Listed here are two audio samples at 14 kbps with heavy 30 p.c receiver-side packet loss.

Opus:

Observe that at these bitrates, Opus just isn’t in a position to encode any inband FEC. It wants a minimal of 19 kbps to encode any inband FEC at 10 p.c packet loss, which hurts the audio restoration.

MLow internals

MLow builds on the ideas of a traditional CELP (Code Excited Linear Prediction) codec with developments round excitation era, parameter quantization, and coding schemes. Determine 3 is a high-level visible of how the codec works internally. On the left now we have an enter sign (uncooked PCM audio) feeding into the encoder, which then splits the sign into two low and high-frequency bands. Then, every band is encoded individually whereas making use of shared data to realize higher compression. All of the output is handed by way of a spread encoder to additional compress and generate an encoded payload. The decoder does the precise reverse when given the payload to generate output audio indicators.

Determine 3: Excessive degree MLow encoder and decoder structure.

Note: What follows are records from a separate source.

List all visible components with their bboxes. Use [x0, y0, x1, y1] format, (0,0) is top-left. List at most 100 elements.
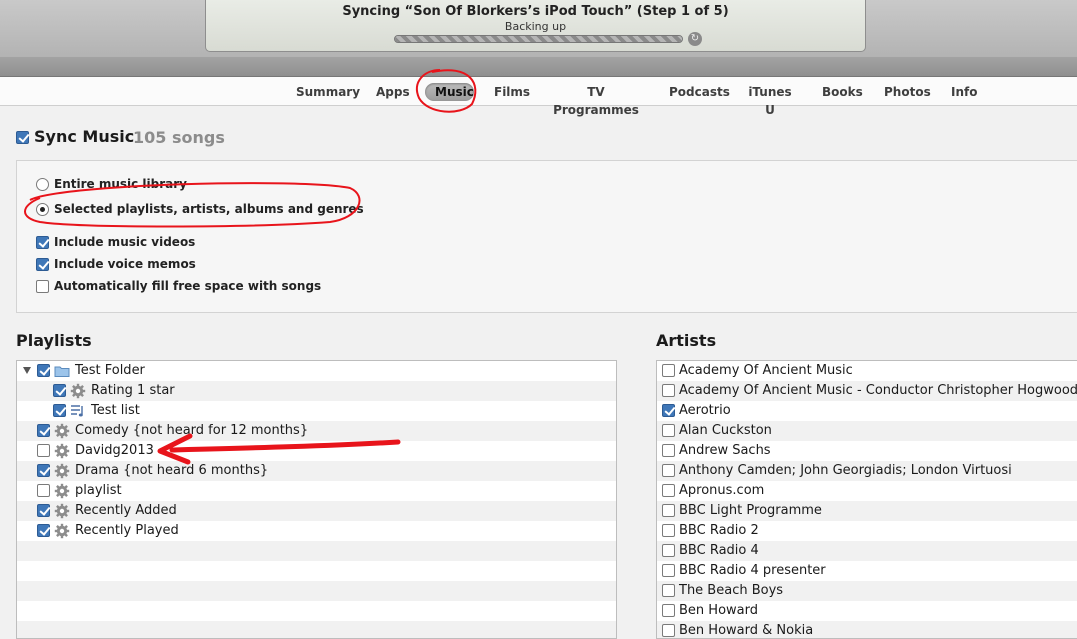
- entire-library-radio[interactable]: [36, 178, 49, 191]
- empty-row: [17, 601, 616, 621]
- artist-label: Ben Howard & Nokia: [679, 623, 814, 638]
- artist-row[interactable]: The Beach Boys: [657, 581, 1077, 601]
- artist-checkbox[interactable]: [662, 384, 675, 397]
- playlist-row[interactable]: Test Folder: [17, 361, 616, 381]
- selected-items-label: Selected playlists, artists, albums and …: [54, 202, 364, 216]
- artist-checkbox[interactable]: [662, 484, 675, 497]
- artist-row[interactable]: BBC Radio 2: [657, 521, 1077, 541]
- tab-itunes-u[interactable]: iTunes U: [746, 83, 794, 117]
- playlist-row[interactable]: Drama {not heard 6 months}: [17, 461, 616, 481]
- artist-checkbox[interactable]: [662, 424, 675, 437]
- selected-items-radio[interactable]: [36, 203, 49, 216]
- playlist-row[interactable]: Davidg2013: [17, 441, 616, 461]
- artist-checkbox[interactable]: [662, 624, 675, 637]
- artist-row[interactable]: Academy Of Ancient Music - Conductor Chr…: [657, 381, 1077, 401]
- playlist-label: Test Folder: [75, 363, 145, 378]
- toolbar-divider: [0, 57, 1077, 77]
- playlist-label: Drama {not heard 6 months}: [75, 463, 269, 478]
- sync-status-title: Syncing “Son Of Blorkers’s iPod Touch” (…: [342, 4, 729, 19]
- artist-checkbox[interactable]: [662, 504, 675, 517]
- playlist-row[interactable]: Rating 1 star: [17, 381, 616, 401]
- artist-row[interactable]: Academy Of Ancient Music: [657, 361, 1077, 381]
- autofill-label: Automatically fill free space with songs: [54, 279, 322, 293]
- artist-row[interactable]: Ben Howard & Nokia: [657, 621, 1077, 638]
- artist-row[interactable]: BBC Radio 4: [657, 541, 1077, 561]
- disclosure-triangle-icon[interactable]: [23, 367, 31, 374]
- include-music-videos-label: Include music videos: [54, 235, 196, 249]
- smart-playlist-gear-icon: [54, 483, 70, 499]
- playlist-checkbox[interactable]: [53, 384, 66, 397]
- playlist-row[interactable]: Test list: [17, 401, 616, 421]
- artist-checkbox[interactable]: [662, 464, 675, 477]
- sync-status-display: Syncing “Son Of Blorkers’s iPod Touch” (…: [205, 0, 866, 52]
- playlist-row[interactable]: Recently Added: [17, 501, 616, 521]
- artist-row[interactable]: Alan Cuckston: [657, 421, 1077, 441]
- empty-row: [17, 561, 616, 581]
- playlist-row[interactable]: Comedy {not heard for 12 months}: [17, 421, 616, 441]
- smart-playlist-gear-icon: [54, 503, 70, 519]
- playlist-checkbox[interactable]: [37, 364, 50, 377]
- artist-label: Alan Cuckston: [679, 423, 772, 438]
- artist-label: Aerotrio: [679, 403, 731, 418]
- smart-playlist-gear-icon: [54, 423, 70, 439]
- artist-checkbox[interactable]: [662, 584, 675, 597]
- artists-list[interactable]: Academy Of Ancient Music Academy Of Ancie…: [656, 360, 1077, 639]
- tab-podcasts[interactable]: Podcasts: [669, 83, 730, 101]
- artist-row[interactable]: BBC Light Programme: [657, 501, 1077, 521]
- artist-label: Andrew Sachs: [679, 443, 771, 458]
- artist-row[interactable]: BBC Radio 4 presenter: [657, 561, 1077, 581]
- playlist-checkbox[interactable]: [37, 484, 50, 497]
- artist-checkbox[interactable]: [662, 364, 675, 377]
- toolbar: Syncing “Son Of Blorkers’s iPod Touch” (…: [0, 0, 1077, 57]
- playlist-label: Davidg2013: [75, 443, 154, 458]
- sync-music-song-count: 105 songs: [133, 128, 225, 147]
- artist-checkbox[interactable]: [662, 564, 675, 577]
- sync-progress-fill: [395, 36, 682, 42]
- tab-info[interactable]: Info: [951, 83, 977, 101]
- artist-checkbox[interactable]: [662, 524, 675, 537]
- sync-music-checkbox[interactable]: [16, 131, 29, 144]
- tab-books[interactable]: Books: [822, 83, 863, 101]
- playlist-label: Recently Added: [75, 503, 177, 518]
- playlist-checkbox[interactable]: [37, 444, 50, 457]
- playlist-checkbox[interactable]: [53, 404, 66, 417]
- artist-checkbox[interactable]: [662, 404, 675, 417]
- tab-tv-programmes[interactable]: TV Programmes: [551, 83, 641, 117]
- playlists-list[interactable]: Test Folder Rating 1 star Test list Comedy …: [16, 360, 617, 639]
- tab-summary[interactable]: Summary: [296, 83, 360, 101]
- playlist-checkbox[interactable]: [37, 504, 50, 517]
- autofill-checkbox[interactable]: [36, 280, 49, 293]
- empty-row: [17, 621, 616, 638]
- playlist-checkbox[interactable]: [37, 464, 50, 477]
- artist-label: Ben Howard: [679, 603, 758, 618]
- tab-photos[interactable]: Photos: [884, 83, 931, 101]
- artist-row[interactable]: Aerotrio: [657, 401, 1077, 421]
- include-voice-memos-checkbox[interactable]: [36, 258, 49, 271]
- entire-library-label: Entire music library: [54, 177, 187, 191]
- playlist-label: Comedy {not heard for 12 months}: [75, 423, 309, 438]
- cancel-sync-icon[interactable]: ↻: [688, 32, 702, 46]
- smart-playlist-gear-icon: [70, 383, 86, 399]
- playlist-row[interactable]: playlist: [17, 481, 616, 501]
- artist-row[interactable]: Ben Howard: [657, 601, 1077, 621]
- include-music-videos-checkbox[interactable]: [36, 236, 49, 249]
- playlist-label: playlist: [75, 483, 122, 498]
- artist-checkbox[interactable]: [662, 544, 675, 557]
- artists-heading: Artists: [656, 331, 717, 350]
- artist-label: Academy Of Ancient Music: [679, 363, 853, 378]
- artist-row[interactable]: Apronus.com: [657, 481, 1077, 501]
- artist-checkbox[interactable]: [662, 444, 675, 457]
- tab-apps[interactable]: Apps: [376, 83, 410, 101]
- tab-films[interactable]: Films: [494, 83, 530, 101]
- smart-playlist-gear-icon: [54, 443, 70, 459]
- tab-music[interactable]: Music: [425, 83, 474, 101]
- artist-row[interactable]: Anthony Camden; John Georgiadis; London …: [657, 461, 1077, 481]
- artist-checkbox[interactable]: [662, 604, 675, 617]
- playlist-checkbox[interactable]: [37, 424, 50, 437]
- folder-icon: [54, 363, 70, 379]
- artist-label: Anthony Camden; John Georgiadis; London …: [679, 463, 1012, 478]
- playlist-checkbox[interactable]: [37, 524, 50, 537]
- playlist-row[interactable]: Recently Played: [17, 521, 616, 541]
- artist-row[interactable]: Andrew Sachs: [657, 441, 1077, 461]
- playlist-label: Test list: [91, 403, 140, 418]
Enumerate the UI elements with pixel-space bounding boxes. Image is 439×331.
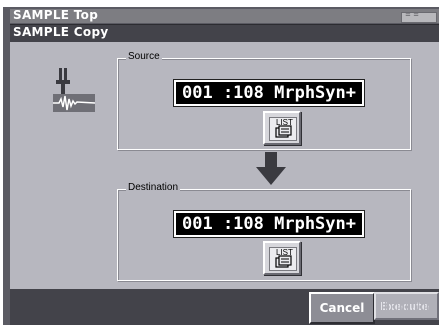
execute-button[interactable]: Execute: [374, 292, 439, 320]
destination-value[interactable]: 001 :108 MrphSyn+: [173, 210, 365, 238]
source-value[interactable]: 001 :108 MrphSyn+: [173, 79, 365, 107]
source-legend: Source: [126, 51, 162, 62]
destination-list-button[interactable]: LIST: [263, 241, 301, 275]
title-bar: SAMPLE Top = =: [10, 8, 439, 23]
sub-title-bar: SAMPLE Copy: [10, 24, 439, 42]
title-bar-indicator: = =: [401, 11, 437, 23]
source-list-button[interactable]: LIST: [263, 111, 301, 145]
window-title: SAMPLE Top: [13, 8, 99, 22]
list-icon: LIST: [269, 247, 297, 271]
page-title: SAMPLE Copy: [13, 25, 109, 39]
destination-legend: Destination: [126, 182, 181, 193]
arrow-down-icon: [256, 152, 286, 185]
sample-copy-window: SAMPLE Top = = SAMPLE Copy Source 001 :1…: [0, 0, 439, 331]
cancel-button[interactable]: Cancel: [309, 292, 375, 324]
wrench-waveform-icon: [53, 68, 95, 112]
list-icon: LIST: [269, 117, 297, 141]
execute-label: Execute: [380, 299, 430, 313]
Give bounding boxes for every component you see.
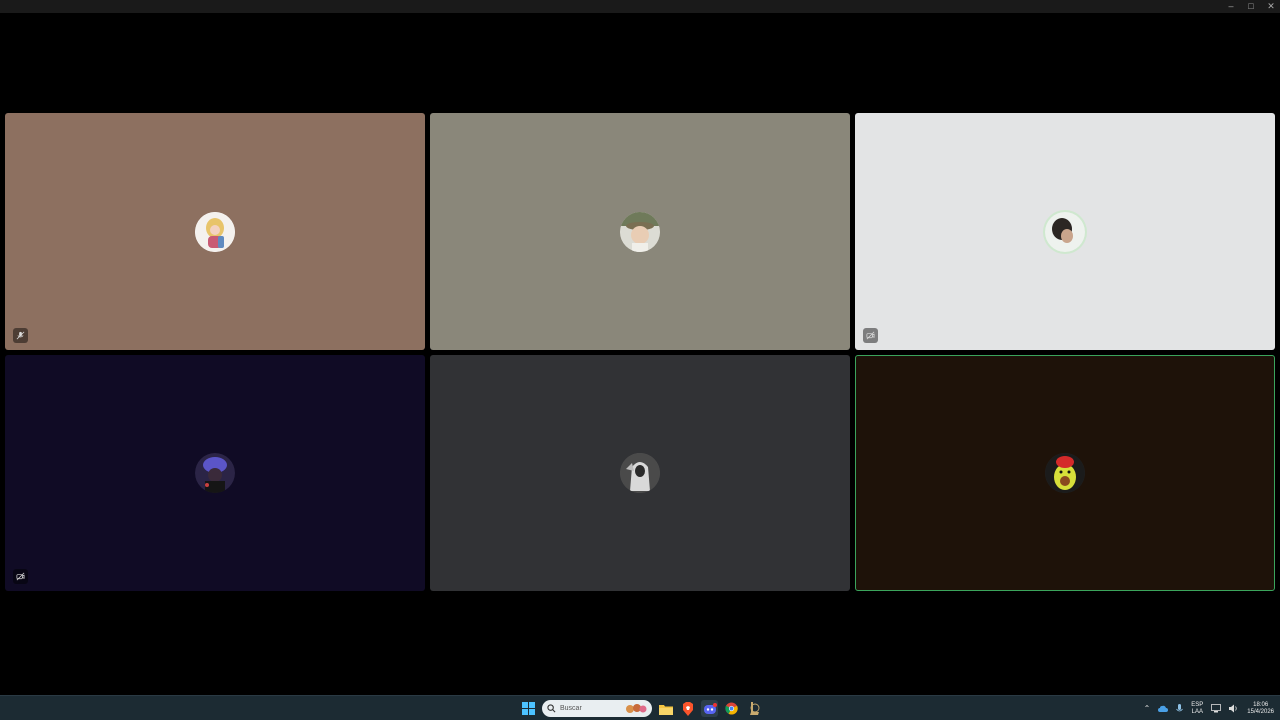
taskbar-search[interactable]: Buscar [542,700,652,717]
participant-avatar[interactable] [195,453,235,493]
avatar-anime-blonde-icon [195,211,235,252]
start-icon[interactable] [520,700,537,717]
camera-off-icon [13,569,28,584]
participant-avatar[interactable] [195,211,235,252]
taskbar-apps: Buscar [520,699,762,718]
chevron-up-icon[interactable]: ⌃ [1144,704,1151,713]
participant-avatar[interactable] [620,453,660,493]
file-explorer-icon[interactable] [657,700,674,717]
participant-tile[interactable] [855,113,1275,350]
network-icon[interactable] [1211,704,1222,713]
close-icon[interactable]: ✕ [1266,1,1276,11]
search-highlight-icon [626,704,647,713]
avatar-blue-hands-icon [195,453,235,493]
onedrive-icon[interactable] [1158,705,1169,713]
keyboard-language[interactable]: ESP LAA [1191,702,1203,716]
video-grid [0,13,1280,695]
brave-browser-icon[interactable] [679,700,696,717]
minimize-icon[interactable]: – [1226,1,1236,11]
participant-tile-speaking[interactable] [855,355,1275,591]
participant-tile[interactable] [430,355,850,591]
microphone-icon[interactable] [1176,703,1184,714]
system-tray: ⌃ ESP LAA 18:06 15/4/2026 [1144,698,1274,719]
league-client-icon[interactable] [745,700,762,717]
participant-avatar[interactable] [1045,453,1085,493]
avatar-avocado-icon [1045,453,1085,493]
participant-avatar[interactable] [1045,211,1085,252]
maximize-icon[interactable]: □ [1246,1,1256,11]
avatar-ghost-icon [620,453,660,493]
participant-tile[interactable] [5,113,425,350]
window-controls: – □ ✕ [1226,1,1276,11]
camera-off-icon [863,328,878,343]
mic-muted-icon [13,328,28,343]
search-placeholder: Buscar [560,705,582,712]
participant-avatar[interactable] [620,211,660,252]
avatar-dark-hair-icon [1045,211,1085,252]
clock[interactable]: 18:06 15/4/2026 [1247,702,1274,716]
discord-icon[interactable] [701,700,718,717]
avatar-man-hat-icon [620,211,660,252]
chrome-icon[interactable] [723,700,740,717]
volume-icon[interactable] [1229,704,1239,713]
participant-tile[interactable] [430,113,850,350]
participant-tile[interactable] [5,355,425,591]
search-icon [547,704,556,713]
taskbar: Buscar ⌃ ESP LAA 18:06 15/4/2026 [0,695,1280,720]
window-titlebar: – □ ✕ [0,0,1280,13]
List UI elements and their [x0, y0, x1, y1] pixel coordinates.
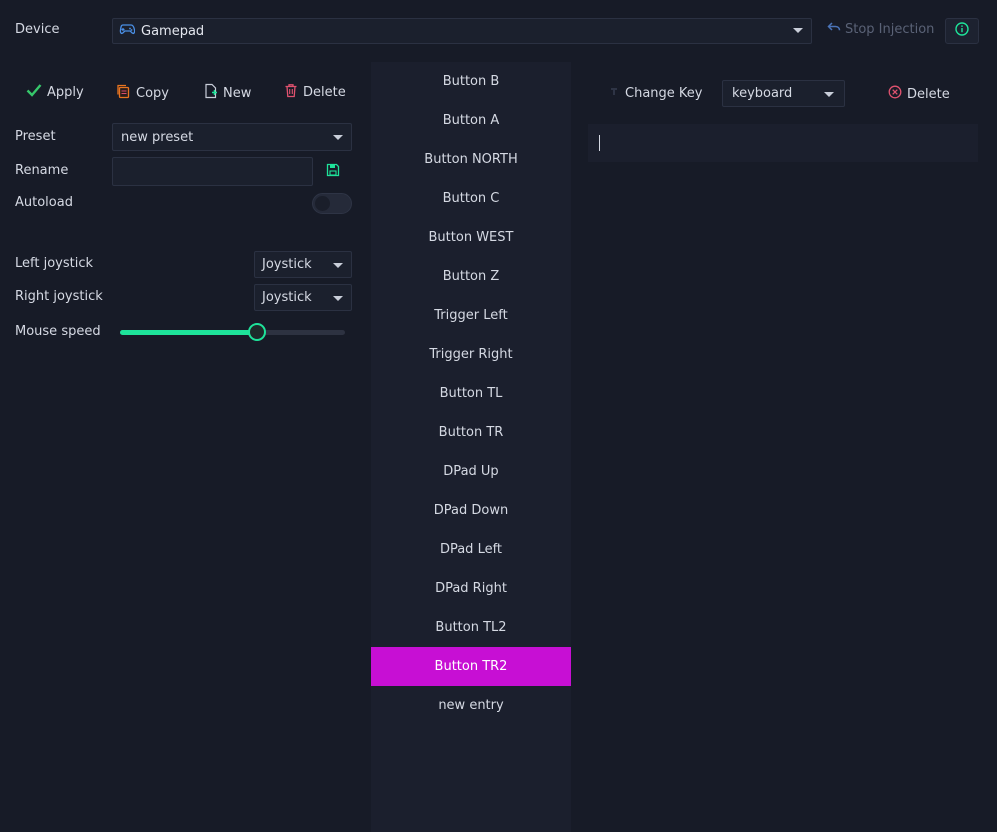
save-icon — [326, 163, 340, 181]
target-value: keyboard — [732, 86, 793, 101]
right-joystick-label: Right joystick — [15, 289, 103, 304]
chevron-down-icon — [333, 263, 343, 268]
device-name: Gamepad — [141, 23, 205, 39]
preset-label: Preset — [15, 129, 56, 144]
mouse-speed-slider-handle[interactable] — [248, 323, 266, 341]
apply-label: Apply — [47, 84, 84, 100]
mouse-speed-slider-fill — [120, 330, 257, 335]
gamepad-icon — [119, 22, 136, 40]
change-key-button[interactable]: Change Key — [608, 85, 702, 101]
mapping-editor[interactable] — [588, 124, 978, 162]
copy-button[interactable]: Copy — [115, 83, 169, 103]
mapping-list-item[interactable]: Button Z — [371, 257, 571, 296]
chevron-down-icon — [333, 296, 343, 301]
mapping-list-item[interactable]: Button NORTH — [371, 140, 571, 179]
left-joystick-select[interactable]: Joystick — [254, 251, 352, 278]
preset-select[interactable]: new preset — [112, 123, 352, 151]
mapping-list-item[interactable]: DPad Down — [371, 491, 571, 530]
chevron-down-icon — [333, 135, 343, 140]
undo-icon — [827, 21, 841, 38]
new-label: New — [223, 85, 252, 101]
autoload-label: Autoload — [15, 195, 73, 210]
mapping-list-item[interactable]: Button TR — [371, 413, 571, 452]
mapping-list-item[interactable]: Button TL — [371, 374, 571, 413]
info-icon — [955, 22, 969, 40]
mapping-list: Button B Button A Button NORTH Button C Butt… — [371, 62, 571, 832]
device-label: Device — [15, 22, 60, 37]
apply-button[interactable]: Apply — [26, 83, 84, 101]
save-button[interactable] — [326, 163, 340, 181]
mapping-list-item[interactable]: Trigger Right — [371, 335, 571, 374]
toggle-knob — [315, 196, 330, 211]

With these split-band optimizations, we’re in a position to encode the excessive band utilizing only a few bits, which lets MLow ship SuperWideBand (32kHz sampling) utilizing a a lot decrease bitrate.

What’s subsequent?

MLow has drastically enhanced audio high quality on low-end units whereas nonetheless guaranteeing calls are end-to-end encrypted. We’re actually enthusiastic about what now we have completed in simply the final two years—from creating a brand new codec to efficiently transport it to billions of customers across the globe. We’re persevering with to work on bettering the audio restoration in heavy packet loss networks by pumping out extra redundant audio, which MLow permits us to do effectively. We’re excited to share extra as we proceed working to make it simpler for all our customers to make high quality audio calls.